A fight that occured in Hunan Province between Uyghur cake sellers and local villagers has sparked a furore of anti-minority prejudice from Chinese netizens. The fight over the apparently absurdly high price of the nut cake, and the reaction to the police’s perceived pro-Uyghur [Ed: Ha! That’ll be the day] handling of the situation has angered many netizens.
The police reported that, ‘Xinjiang nut cakes of a total worth of about RMB 160,000 were destroyed. Total damage was about RMB 200,000, including fees for broken motorcycle and injured people’ [Translation by OffBeatChina]. After which a Weibo celebrity 北京厨子 did a calculation: ‘A piece of Xinjiang nut cake about 1.6 square meters in size cost RMB 160,000, which means about RMB 100,000 per square meter. Every 1 square meter of Xinjiang nut cake can buy about 3 square meters of apartment in Beijing.’
There is the general feeling in China that the government’s pro-minority policies actually lead to anti-minority sentiment amongst the Han majority*. Uyghurs are the largest minority group in the Northwestern province of Xinjiang, distinct ethnically, culturally and religiously from Han Chinese. Though they lack a dynamic, jet-setting champion like the Dalai Lama, or the hordes of pro-Tibetan Western celebrities, the Uyghurs have many of the same complaints about Chinese rule as their Tibetan fellow minorities.

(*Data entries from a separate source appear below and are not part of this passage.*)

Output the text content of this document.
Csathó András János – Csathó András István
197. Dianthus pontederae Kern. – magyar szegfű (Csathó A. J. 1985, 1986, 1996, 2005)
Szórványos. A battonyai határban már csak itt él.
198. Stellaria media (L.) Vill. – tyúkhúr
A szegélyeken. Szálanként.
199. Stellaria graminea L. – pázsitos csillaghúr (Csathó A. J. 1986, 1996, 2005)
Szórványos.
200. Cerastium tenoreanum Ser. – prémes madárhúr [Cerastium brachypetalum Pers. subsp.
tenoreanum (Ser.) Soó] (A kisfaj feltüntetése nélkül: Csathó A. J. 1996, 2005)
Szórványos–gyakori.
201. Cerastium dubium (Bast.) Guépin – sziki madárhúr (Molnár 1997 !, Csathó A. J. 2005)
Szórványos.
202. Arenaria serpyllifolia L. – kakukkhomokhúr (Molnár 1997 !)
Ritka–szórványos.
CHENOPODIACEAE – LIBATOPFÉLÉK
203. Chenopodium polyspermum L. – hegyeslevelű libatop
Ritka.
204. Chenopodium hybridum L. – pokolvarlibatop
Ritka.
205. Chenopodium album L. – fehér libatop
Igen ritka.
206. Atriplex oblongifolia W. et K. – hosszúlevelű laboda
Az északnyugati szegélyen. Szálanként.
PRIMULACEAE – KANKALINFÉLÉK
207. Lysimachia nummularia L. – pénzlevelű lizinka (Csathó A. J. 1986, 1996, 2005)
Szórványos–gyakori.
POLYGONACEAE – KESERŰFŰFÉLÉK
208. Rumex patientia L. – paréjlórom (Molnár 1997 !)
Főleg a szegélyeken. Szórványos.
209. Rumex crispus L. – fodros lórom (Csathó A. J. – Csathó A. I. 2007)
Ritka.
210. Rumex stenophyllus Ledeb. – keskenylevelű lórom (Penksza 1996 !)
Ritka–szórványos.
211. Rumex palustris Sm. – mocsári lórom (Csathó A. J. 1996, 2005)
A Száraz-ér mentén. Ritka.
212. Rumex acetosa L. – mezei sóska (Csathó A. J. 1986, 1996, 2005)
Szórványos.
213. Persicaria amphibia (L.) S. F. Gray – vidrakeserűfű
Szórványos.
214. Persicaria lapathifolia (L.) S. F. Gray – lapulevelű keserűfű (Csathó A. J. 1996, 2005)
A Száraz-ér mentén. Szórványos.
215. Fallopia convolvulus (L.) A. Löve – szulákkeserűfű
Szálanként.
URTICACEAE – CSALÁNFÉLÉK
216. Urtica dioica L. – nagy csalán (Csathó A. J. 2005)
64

The quasi-racist stereotype that Uyghurs are knife toteing swindlers is heavily linked to the nut cake. Xinjiang nut cakes (切糕, qie gao), typically made of a mixture of nuts, sweets and glutinous rice, is a street snack usually sold by Uyghurs riding a tricycle. It’s not the cheapest, nor the most popular street food in China, but is filling and prevalent in Uyghur areas.
The Weibo post which kicked off the controversy, a report from the Yueyan police, has now disappeared.
[*Editors note: Idiots who think assisting minorities is the same as attacking the majority are to be found in every culture, just Google “reverse racism” or “misandry”.]